We sought to derive and internally validate a Sepsis Risk Score and a Severe Sepsis Risk Score predicting future sepsis and severe sepsis events among community-dwelling adults.

Design:

National population-based cohort.

Setting:

United States.

Subjects:

A total of 30,239 community-dwelling adults 45 years old or older in the national REasons for Geographic And Racial Differences in Stroke cohort.

Interventions:

None.

Measurements and Main Results:

Over a median of 6.6 years (interquartile range, 5.1–8.1 yr) of follow-up, there were 1,532 first sepsis (prevalence 8.3 per 1,000 person-years) and 1,151 first severe sepsis (6.2 per 1,000 person-years) events. Risk factors in the best derived Sepsis Risk Score and Severe Sepsis Risk Score included chronic lung disease, age 75 years or older, peripheral artery disease, diabetes, tobacco use, white race, stroke, atrial fibrillation, coronary artery disease, obesity, hypertension, deep vein thrombosis, male sex, high-sensitivity C-reactive protein greater than 3.0 mg/dL, cystatin C ≥1.11 mg/dL, estimated glomerular filtration rate less than 60 mL/min/1.73 m2, and albumin-to-creatinine ratio protein greater than 30 μg/mg. Sepsis Risk Score risk categories were very low (0–3 points; 2.3 events per 1,000 person-years), low (4–6; 4.1), medium (7–9; 6.5), high (10–12; 9.7), and very high (13–38; 21.1). Severe Sepsis Risk Score risk categories were very low (0–5 points; 1.5 events per 1,000 person-years), low (6–9; 3.4), medium (10–13; 6.7), high (14–17; 9.9), and very high (18–45; 22.1).

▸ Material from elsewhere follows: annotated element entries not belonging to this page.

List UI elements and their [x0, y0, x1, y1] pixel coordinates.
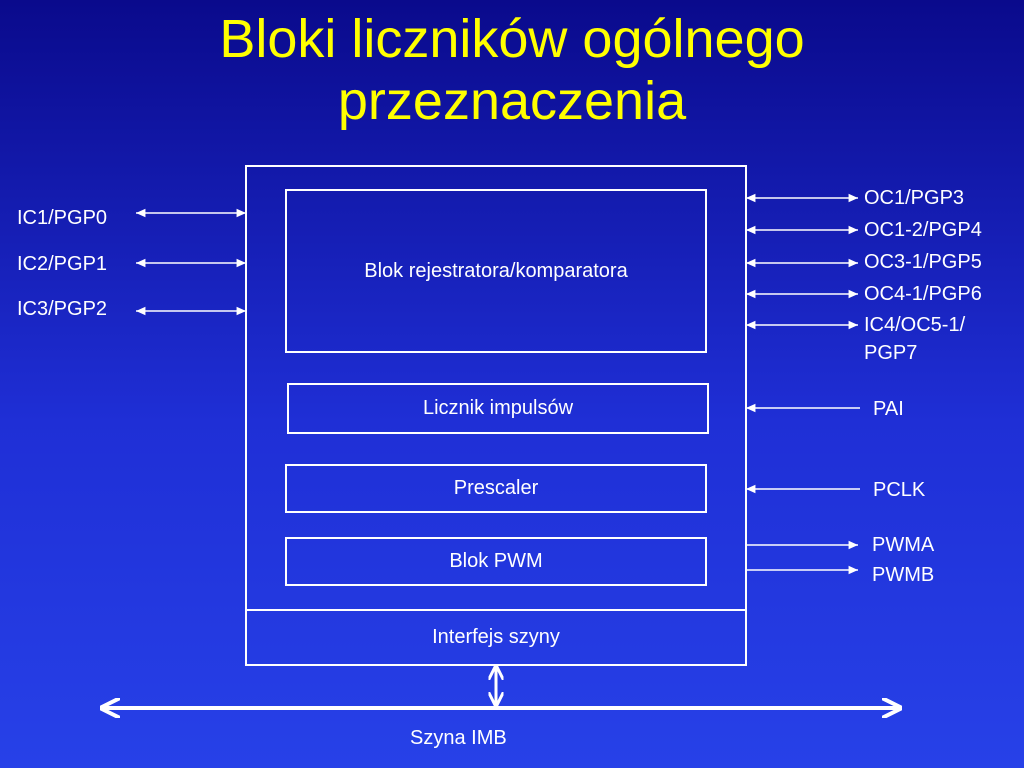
signal-oc4-1: OC4-1/PGP6 [864, 283, 982, 305]
signal-ic2: IC2/PGP1 [17, 253, 108, 275]
title-line-2: przeznaczenia [337, 71, 687, 131]
pulse-counter-block [287, 383, 709, 434]
prescaler-label: Prescaler [453, 477, 539, 499]
register-comparator-label: Blok rejestratora/komparatora [364, 259, 628, 282]
signal-pwmb: PWMB [872, 564, 935, 586]
register-comparator-block [285, 189, 707, 353]
bus-interface-block [245, 609, 747, 666]
signal-ic3: IC3/PGP2 [17, 298, 108, 320]
signal-pai: PAI [873, 398, 904, 420]
prescaler-block [285, 464, 707, 513]
signal-ic1: IC1/PGP0 [17, 207, 108, 229]
signal-oc1: OC1/PGP3 [864, 187, 965, 209]
pwm-label: Blok PWM [449, 550, 543, 572]
signal-pclk: PCLK [873, 479, 926, 501]
signal-ic4-oc5: IC4/OC5-1/ [864, 314, 966, 336]
title-line-1: Bloki liczników ogólnego [219, 9, 805, 69]
signal-pgp7: PGP7 [864, 342, 918, 364]
bus-interface-label: Interfejs szyny [432, 626, 560, 648]
bus-label: Szyna IMB [410, 727, 507, 749]
signal-pwma: PWMA [872, 534, 935, 556]
signal-oc1-2: OC1-2/PGP4 [864, 219, 982, 241]
pulse-counter-label: Licznik impulsów [422, 397, 574, 419]
signal-oc3-1: OC3-1/PGP5 [864, 251, 982, 273]
pwm-block [285, 537, 707, 586]
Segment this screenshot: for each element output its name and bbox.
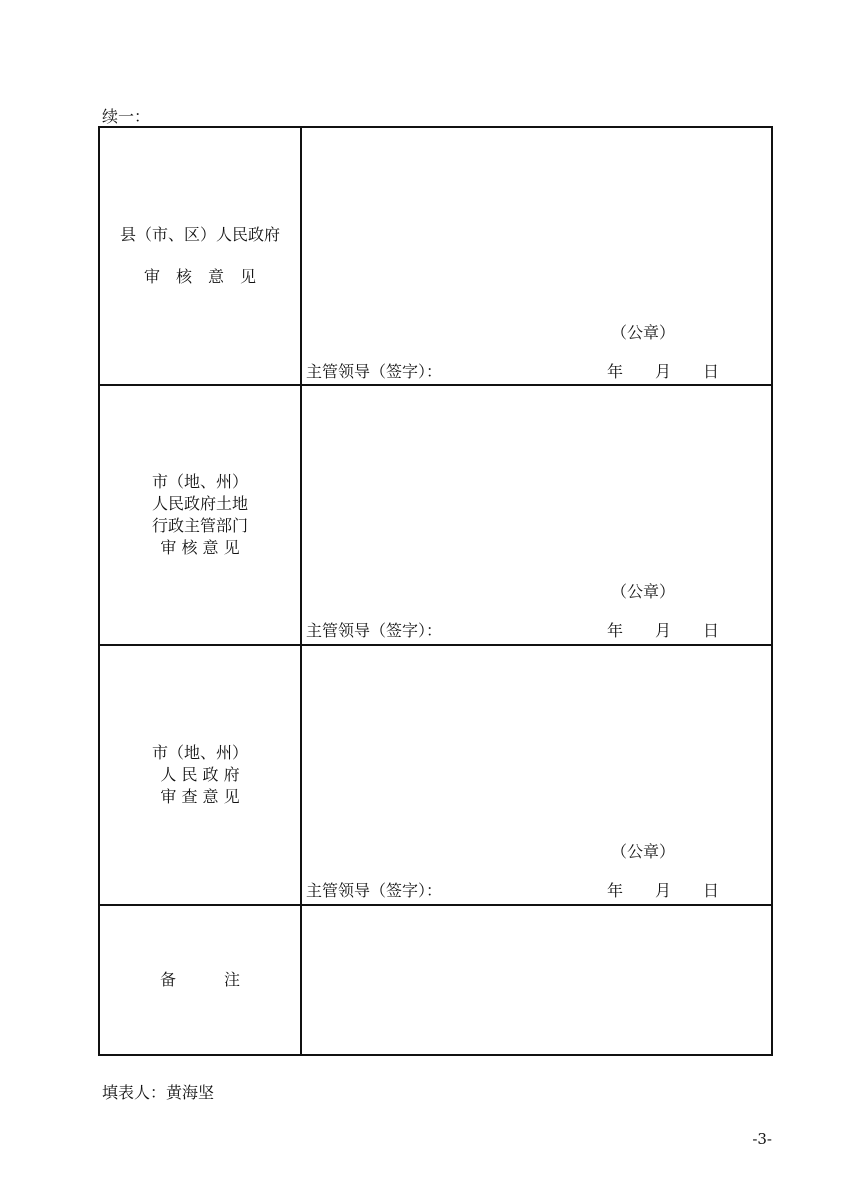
county-review-label	[99, 127, 301, 385]
label-line: 审 核 意 见	[160, 538, 240, 557]
city-land-review-opinion-area[interactable]	[301, 385, 772, 645]
label-line: 市（地、州）	[151, 472, 248, 491]
date-label: 年 月 日	[607, 621, 720, 640]
leader-signature-label: 主管领导（签字）：	[306, 362, 443, 381]
date-label: 年 月 日	[607, 362, 720, 381]
form-filler: 填表人：黄海坚	[102, 1083, 215, 1102]
label-line: 县（市、区）人民政府	[119, 225, 280, 244]
form-row-city-land-review	[99, 385, 772, 645]
city-gov-review-opinion-area[interactable]	[301, 645, 772, 905]
label-line: 审 查 意 见	[160, 787, 240, 806]
continuation-label: 续一：	[102, 107, 151, 126]
form-row-remarks	[99, 905, 772, 1055]
label-line: 审 核 意 见	[143, 267, 256, 286]
form-row-city-gov-review	[99, 645, 772, 905]
label-line: 人民政府土地	[151, 494, 248, 513]
page-number: -3-	[752, 1130, 772, 1148]
leader-signature-label: 主管领导（签字）：	[306, 621, 443, 640]
label-line: 行政主管部门	[151, 516, 248, 535]
county-review-opinion-area[interactable]	[301, 127, 772, 385]
city-land-review-label	[99, 385, 301, 645]
form-row-county-review	[99, 127, 772, 385]
city-gov-review-label	[99, 645, 301, 905]
label-line: 备 注	[159, 970, 240, 989]
label-line: 市（地、州）	[151, 743, 248, 762]
label-line: 人 民 政 府	[160, 765, 240, 784]
official-seal-label: （公章）	[610, 582, 675, 601]
remarks-label	[99, 905, 301, 1055]
review-form-table	[98, 126, 773, 1056]
leader-signature-label: 主管领导（签字）：	[306, 881, 443, 900]
official-seal-label: （公章）	[610, 842, 675, 861]
date-label: 年 月 日	[607, 881, 720, 900]
remarks-area[interactable]	[301, 905, 772, 1055]
official-seal-label: （公章）	[610, 323, 675, 342]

The Sepsis Risk Score and Severe Sepsis Risk Score exhibited good discrimination (bootstrapped C index, 0.703 and 0.742) and calibration (p = 0.65 and 0.06).

Conclusions:

The Sepsis Risk Score and Severe Sepsis Risk Score predict 10-year sepsis and severe sepsis risk among community-dwelling adults and may aid in sepsis prevention or mitigation efforts.